Varicose Vein Surgery - Background and Anatomy
Ngày 15/08/2016 01:55 | Lượt xem: 5635

Varicose Vein Surgery

Background

The description of varicose veins as a clinical entity can be traced back as early as the fifth century BCE. 

Hippocrates, Galen, and others described the disease and treatment modalities, which are still used today. Throughout the centuries, surgical treatments have evolved from large open procedures to minimally invasive approaches.

Varicose veins represent a significant clinical problem and are not just a “cosmetic” issue because of their unsightly nature. The problem arises from the fact that varicose veins actually represent underlying chronic venous insufficiency with ensuing venous hypertension. This venous hypertension leads to a broad spectrum of clinical manifestations, ranging from symptoms to cutaneous findings like varicose veins, reticular veins, telangiectasias, swelling, skin discoloration, and ulcerations.

Varicose veins and even chronic venous insufficiency can be managed conservatively with stockings and compression. More aggressive management can be pursued for cosmesis, worsening cutaneous findings or symptoms despite conservative management, or if the patients prefer surgical management. Most procedures to treat varicose veins can be elective, and emergency treatment and workup is usually reserved for bleeding varicosities or if deep venous thrombosis(DVT) is suspected.

Anatomy

Two venous systems are found in the lower extremity, the deep and superficial (see the image below). The deep system ultimately leads backs to the inferior vena cava, then to the heart. The superficial system is found above the deep fascia of the lower extremity, within the subcutaneous tissue. Many superficial veins exist, but they all drain into the two largest: the great saphenous vein (GSV; also referred to as the greater saphenous vein) and the small saphenous vein (SSV; also referred to as the short, smaller, or lesser saphenous vein).

Schematic diagram of the deep and superficial venous systems of the lower extremity: (1) Normal venous drainage; arrows depict the flow of venous blood. (2) Venous hypertension bold arrows are pathways of venous reflux.

The GSV originates on the medial foot as part of the venous arch and receives tributaries from deep veins of the foot as it courses upward along the anterior aspect of the medial malleolus. From the ankle, the GSV continues along the anteromedial aspect of the calf to the knee and into the thigh, where it is found more medially.

From the upper calf to the groin, the GSV is usually contained within an envelope of thin fascia. Visualization of this fascial envelope is an important way of identifying the GSV with duplex ultrasonography. This fascial envelope often prevents the GSV from becoming significantly dilated, even when large volumes of reflux pass along its entire length. A normal GSV is typically 3-4 mm in diameter in the midthigh.

Along its course, a variable number of named perforating veins transverse the deep fascia of the lower extremity and connect the GSV to the deep system at the femoral, posterior tibial, gastrocnemius, and soleal veins (see the image below). The Cockett perforators, between the ankle and the knee, are a special group of perforating veins. Rather than directly connecting the superficial to deep venous systems, they connect the subfascial deep system with the posterior arch vein, which then empties into the GSV.

Named perforators along the greater saphenous distribution.

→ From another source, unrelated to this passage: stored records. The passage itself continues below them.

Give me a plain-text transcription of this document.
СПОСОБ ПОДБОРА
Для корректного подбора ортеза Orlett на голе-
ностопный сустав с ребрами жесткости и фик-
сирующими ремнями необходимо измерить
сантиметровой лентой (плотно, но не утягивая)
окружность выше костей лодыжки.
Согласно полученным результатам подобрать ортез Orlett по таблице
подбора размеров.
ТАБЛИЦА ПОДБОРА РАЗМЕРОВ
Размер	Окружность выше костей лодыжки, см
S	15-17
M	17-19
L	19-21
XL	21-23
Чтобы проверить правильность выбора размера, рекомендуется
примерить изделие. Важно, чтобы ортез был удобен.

Besides perforating veins, the GSV has numerous superficial tributaries as it passes through the thigh (see the image below). The most important of these are the posteromedial and anterolateral thigh veins, found at the level of the midthigh, and the anterior and posterior accessory saphenous veins at the level of the canal of Hunter in the upper thigh, where a perforating vein often connects the GSV to the femoral vein.

Major tributaries of the greater saphenous system.

Just below its junction with the common femoral vein, the GSV receives several additional important tributary veins. These include the lateral and medial femoral cutaneous branches, the external circumflex iliac vein, the superficial epigastric vein, and the internal pudendal vein. These tributaries are frequently involved in the reflux that leads to the appearance of surface varicose veins on the lower thigh or upper calf.

The termination point of the GSV into the common femoral vein, located proximally at the groin, is called the saphenofemoral junction (SFJ) in the English literature but is known as the crosse (ie, shepherd's crook) in the French medical literature (see the image below). The terminal valve of the GSV is located within the junction itself. In most cases, at least one additional subterminal valve is present within the first few centimeters of the GSV. Most patients have a single subterminal valve that can be readily identified approximately 1 cm distal to the junctional valve.

Saphenofemoral junction.

The saphenopopliteal junction (SPJ) is located behind the knee where the SSV joins with the popliteal vein.